The song was first performed live at the group's first concert tour in Japan, also named Take Off, which took place from May 6 to May 13, 2011.

== Composition and music video ==
"Take Off" is an upbeat pop song about falling in love and the start of a relationship. The song was purposely chosen to contrast with 2PM's recent releases in South Korea, which tended to focus on their "beast idol" image and be more moody and grittier than "refreshing". These "localization changes" also extended to the group's image in the music video, in which the group wears white outfits in a bright and futuristic spaceship-like set, in contrast to their recent Korean music videos, in which the group tended to wear darker clothes that accentuated their muscular physiques.
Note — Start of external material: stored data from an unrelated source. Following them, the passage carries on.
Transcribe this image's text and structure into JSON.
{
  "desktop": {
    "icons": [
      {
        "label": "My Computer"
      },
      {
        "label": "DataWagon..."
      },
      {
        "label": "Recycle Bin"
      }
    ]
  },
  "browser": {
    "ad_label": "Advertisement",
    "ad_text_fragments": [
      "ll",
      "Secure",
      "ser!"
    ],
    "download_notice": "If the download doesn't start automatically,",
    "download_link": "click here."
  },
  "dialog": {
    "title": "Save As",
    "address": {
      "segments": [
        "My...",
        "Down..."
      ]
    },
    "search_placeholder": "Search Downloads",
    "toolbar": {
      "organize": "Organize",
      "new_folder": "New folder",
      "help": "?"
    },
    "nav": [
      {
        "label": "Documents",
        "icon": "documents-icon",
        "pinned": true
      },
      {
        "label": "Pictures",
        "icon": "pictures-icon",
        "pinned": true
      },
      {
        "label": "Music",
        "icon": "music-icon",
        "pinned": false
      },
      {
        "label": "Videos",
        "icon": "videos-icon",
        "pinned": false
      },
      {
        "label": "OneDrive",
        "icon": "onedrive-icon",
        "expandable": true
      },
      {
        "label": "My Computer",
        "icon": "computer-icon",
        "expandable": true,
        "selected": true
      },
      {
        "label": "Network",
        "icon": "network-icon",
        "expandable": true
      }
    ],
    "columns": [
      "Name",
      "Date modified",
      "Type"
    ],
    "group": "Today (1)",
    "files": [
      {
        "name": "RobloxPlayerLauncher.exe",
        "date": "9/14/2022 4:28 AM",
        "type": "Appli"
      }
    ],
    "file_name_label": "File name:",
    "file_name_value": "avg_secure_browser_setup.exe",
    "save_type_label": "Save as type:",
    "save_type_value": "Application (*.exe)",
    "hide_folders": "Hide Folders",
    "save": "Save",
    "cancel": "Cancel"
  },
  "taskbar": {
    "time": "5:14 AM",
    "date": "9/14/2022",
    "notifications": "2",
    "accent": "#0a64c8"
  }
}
The flight-themed choreography of the song features a dance move in which the arms are spread out to mimic an airplane.

The single's B-side is a Japanese version of their Korean song "Heartbeat", the lead single of their first Korean album 01:59PM. A ringtone version of the track was released on April 25, 2011.

== Commercial performance ==
"Take Off" was released on May 18, 2011. The song debuted at number 4 on the Oricon Singles Chart with a first-week sales total of over 59,000 copies, surpassing Girls' Generation's "Genie" to set a new record for the highest first-week sales of a debut single by a Korean group. It charted on the Oricon Singles Chart for a total of 17 weeks.

== Promotion ==
In promotion of the release, a 2PM-themed pop-up cafe, store, and panel exhibition opened in Shibuya, Tokyo. The group also made various appearances on Japanese television, such as the May 20 episode of Fuji TV's Waratte Iitomo! and the May 22 episode of NHK's Music Japan. On May 21, 2011, the group held their first "Hi Touch" fan event at Pacifico Yokohama, which saw an attendance of 40,000 fans.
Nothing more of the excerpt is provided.